Un niño respetuoso antes ha recibido respeto. Un niño cariñoso y amable ha sido tratado con amabilidad. Y un niño obediente ha sido tratado con consideración.

Asimismo, un niño feliz refleja un estilo de crianza saludable y una buena relación con mamá y papá.

Por tanto, el mal comportamiento de un niño, es como un síntoma de la gran enfermedad que hay en un hogar. A menudo los niños que maltratan a otros niños son el reflejo de un hogar violento.

Lamentablemente, cuando vemos a niños malcriados o con mal comportamiento, tendemos a juzgarlos sin ponernos a reflexionar si hay algo de fondo.

Por supuesto hay casos de niños con déficit de atención en los que los padres son sumamente amorosos, pero la condición del niño es la principal causa del comportamiento.

Pero fuera de las causas neurológicas y psiquiátricas, a menudo un niño sabe expresar muy bien lo que está viviendo en casa.

Y es que los niños son como espejos, reflejan el comportamiento de los padres. Por tanto, la próxima vez que veas un niño con un comportamiento que consideras inadecuado, antes de hacerle una mala cara y catalogarlo como un ‘niño malo’ procura reflexionar sobre la raíz del problema.

A veces los  ‘niños malos’ son víctimas de maltrato físico, verbal y psicológico. Otras veces, su hogar está atravesando una situación especialmente difícil, ya sea por la separación de sus padres, los problemas económicos, de salud u otros.

Como adultos, debemos tener la madurez para reflexionar. No obstante, nuestra sociedad actual vive en un entorno tan acelerado que no tenemos tiempo de digerir la información y los estímulos que recibimos, y mucho menos tenemos tiempo de reflexionar.

Así que la invitación es a reflexionar sobre esto con nuestros hijos y con los de los demás. Por otro lado, si ves a tu hijo siendo gentil, respetuoso y obediente, significa que estás haciendo un gran trabajo.

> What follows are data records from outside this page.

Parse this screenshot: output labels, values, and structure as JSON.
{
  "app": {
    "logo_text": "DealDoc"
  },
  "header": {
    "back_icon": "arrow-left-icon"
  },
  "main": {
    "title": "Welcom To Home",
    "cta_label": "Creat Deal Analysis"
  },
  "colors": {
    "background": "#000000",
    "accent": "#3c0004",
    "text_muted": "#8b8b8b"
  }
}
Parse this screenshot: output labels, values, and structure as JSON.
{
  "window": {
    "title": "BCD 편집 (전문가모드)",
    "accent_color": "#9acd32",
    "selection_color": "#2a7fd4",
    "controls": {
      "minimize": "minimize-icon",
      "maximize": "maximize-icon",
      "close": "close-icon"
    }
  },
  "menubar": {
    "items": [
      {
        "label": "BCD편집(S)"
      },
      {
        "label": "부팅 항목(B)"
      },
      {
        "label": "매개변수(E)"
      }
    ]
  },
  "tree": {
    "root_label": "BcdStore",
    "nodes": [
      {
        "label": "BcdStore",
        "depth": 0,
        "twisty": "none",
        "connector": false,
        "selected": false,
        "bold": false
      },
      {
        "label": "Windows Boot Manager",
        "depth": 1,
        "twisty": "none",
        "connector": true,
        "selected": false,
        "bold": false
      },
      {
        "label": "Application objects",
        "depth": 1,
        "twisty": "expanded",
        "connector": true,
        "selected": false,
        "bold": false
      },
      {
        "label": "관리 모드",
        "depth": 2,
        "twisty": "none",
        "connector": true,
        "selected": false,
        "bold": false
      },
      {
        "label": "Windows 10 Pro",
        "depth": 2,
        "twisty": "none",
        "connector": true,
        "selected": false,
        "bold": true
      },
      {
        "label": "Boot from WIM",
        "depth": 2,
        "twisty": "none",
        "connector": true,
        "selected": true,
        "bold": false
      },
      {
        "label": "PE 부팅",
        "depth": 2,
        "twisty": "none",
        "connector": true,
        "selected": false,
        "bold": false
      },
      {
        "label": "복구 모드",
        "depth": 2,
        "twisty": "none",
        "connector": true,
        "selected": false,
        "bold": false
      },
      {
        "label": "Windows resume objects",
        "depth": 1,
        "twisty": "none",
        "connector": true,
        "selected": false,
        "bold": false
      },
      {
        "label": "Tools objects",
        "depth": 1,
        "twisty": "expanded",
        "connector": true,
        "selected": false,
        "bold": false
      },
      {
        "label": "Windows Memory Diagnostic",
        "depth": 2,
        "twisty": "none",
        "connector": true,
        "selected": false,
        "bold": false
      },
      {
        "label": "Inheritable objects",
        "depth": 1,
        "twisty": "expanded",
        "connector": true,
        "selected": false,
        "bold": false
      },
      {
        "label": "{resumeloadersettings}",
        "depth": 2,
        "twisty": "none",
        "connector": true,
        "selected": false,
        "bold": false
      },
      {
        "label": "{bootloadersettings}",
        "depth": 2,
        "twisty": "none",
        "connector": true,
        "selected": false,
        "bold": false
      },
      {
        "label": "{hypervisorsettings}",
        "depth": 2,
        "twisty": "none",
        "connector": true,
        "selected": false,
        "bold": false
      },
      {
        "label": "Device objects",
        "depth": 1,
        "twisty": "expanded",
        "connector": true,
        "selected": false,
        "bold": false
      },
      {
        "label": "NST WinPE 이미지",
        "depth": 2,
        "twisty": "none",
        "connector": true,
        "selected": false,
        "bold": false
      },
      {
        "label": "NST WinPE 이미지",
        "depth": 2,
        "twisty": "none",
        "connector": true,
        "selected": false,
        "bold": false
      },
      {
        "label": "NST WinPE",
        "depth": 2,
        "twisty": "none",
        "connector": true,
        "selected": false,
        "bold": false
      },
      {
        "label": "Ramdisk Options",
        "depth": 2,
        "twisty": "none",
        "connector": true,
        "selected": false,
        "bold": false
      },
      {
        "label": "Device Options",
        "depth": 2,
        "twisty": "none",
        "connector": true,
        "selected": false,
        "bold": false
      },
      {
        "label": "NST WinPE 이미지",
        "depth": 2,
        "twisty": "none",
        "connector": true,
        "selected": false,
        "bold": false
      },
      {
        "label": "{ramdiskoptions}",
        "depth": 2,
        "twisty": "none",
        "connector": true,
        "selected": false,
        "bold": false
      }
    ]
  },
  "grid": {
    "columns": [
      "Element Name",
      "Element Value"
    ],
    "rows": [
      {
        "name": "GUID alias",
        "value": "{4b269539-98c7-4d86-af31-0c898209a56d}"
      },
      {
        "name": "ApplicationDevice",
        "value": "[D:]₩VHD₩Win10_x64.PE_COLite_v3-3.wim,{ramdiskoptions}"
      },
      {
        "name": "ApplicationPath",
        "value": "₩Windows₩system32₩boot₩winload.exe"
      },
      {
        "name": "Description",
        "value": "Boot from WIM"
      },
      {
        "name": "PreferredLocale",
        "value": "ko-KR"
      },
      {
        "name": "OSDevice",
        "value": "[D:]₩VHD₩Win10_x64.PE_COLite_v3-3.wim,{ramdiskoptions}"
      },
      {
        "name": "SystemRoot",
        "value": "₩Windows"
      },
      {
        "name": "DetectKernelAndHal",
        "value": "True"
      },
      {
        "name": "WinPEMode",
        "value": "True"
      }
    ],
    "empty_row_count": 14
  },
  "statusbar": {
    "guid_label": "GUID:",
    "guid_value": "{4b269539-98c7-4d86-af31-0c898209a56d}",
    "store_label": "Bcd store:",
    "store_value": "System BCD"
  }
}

Recuerda que los niños aprenden más de lo que ven que de lo que escuchan. Por tanto, es importante que cualquier comportamiento o virtud que quieras ver en tu hijo, antes sea una realidad cotidiana en ti.

Esto quiere decir que para educar a un niño primero hay que educarse a uno mismo. La fórmula es sencilla cuando como padre, naturalmente has trabajado en ti mismo. Pero muy difícil si quieres enseñar algo bueno danto un mal ejemplo.

Así que pon atención a cómo te diriges y tu pequeño imitador seguirá tus pasos.